Jindal voted against immigrants’ rights which also impacts women’s health: he voted to build the border fence between Mexico and the United States, a plan that seems to have no real purpose except to crystallize anti-immigrant hysteria. And he voted for the REAL ID Act pushing undocumented immigrants further underground. When immigrants are pushed underground they are less able to access necessary health care services. Fear of deportation, mistrust of the health care system, cost and shame often mean immigrant women do not access the reproductive health services they need.
For many, including South Asians, what will matter more than Jindal’s retrogressive positions will be his veneer: a well educated young Indian politician whose family achieved the American dream and more. For Republicans, a party with almost no diversity, he will be something different – a "beige" (instead of white) face that still has the long-standing and comforting desire to prevent women from controlling their own bodies and stop immigrants from trying to live a decent and healthy life. Like many who oppose the right of women to choose, Jindal has turned a deaf ear to the known secrets of South Asian women’s lives – the lives of women in his own community.
What does this mean for South Asian women?
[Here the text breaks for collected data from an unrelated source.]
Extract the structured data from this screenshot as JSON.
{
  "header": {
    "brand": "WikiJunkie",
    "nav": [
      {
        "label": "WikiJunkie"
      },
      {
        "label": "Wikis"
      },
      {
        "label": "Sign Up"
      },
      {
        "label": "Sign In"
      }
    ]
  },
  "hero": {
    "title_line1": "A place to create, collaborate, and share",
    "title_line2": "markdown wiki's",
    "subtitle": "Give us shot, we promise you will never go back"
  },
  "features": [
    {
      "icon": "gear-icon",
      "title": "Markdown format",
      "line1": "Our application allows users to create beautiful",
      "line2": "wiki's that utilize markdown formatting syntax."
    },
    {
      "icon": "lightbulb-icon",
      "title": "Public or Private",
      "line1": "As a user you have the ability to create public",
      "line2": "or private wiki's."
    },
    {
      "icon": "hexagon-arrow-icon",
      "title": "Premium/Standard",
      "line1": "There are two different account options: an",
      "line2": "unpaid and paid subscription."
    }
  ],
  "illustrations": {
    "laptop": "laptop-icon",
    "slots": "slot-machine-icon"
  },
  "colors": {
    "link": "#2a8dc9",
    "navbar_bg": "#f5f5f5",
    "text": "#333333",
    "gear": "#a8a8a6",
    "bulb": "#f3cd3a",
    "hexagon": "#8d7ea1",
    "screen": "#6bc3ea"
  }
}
Well, left up to Jindal, navigating our access to sexual and reproductive health through the morass of laws, culture, religion, tradition, and gender roles will be even harder – and if you are poor or undocumented, potentially impossible.
So all in all, Jindal’s anti-immigrant, anti-woman stance makes me think that beyond our difficult to manage hair, he and I have little shared experience at all. And that perhaps South Asian women should save our support for someone who might have learned some real life lessons in a public bathroom stall.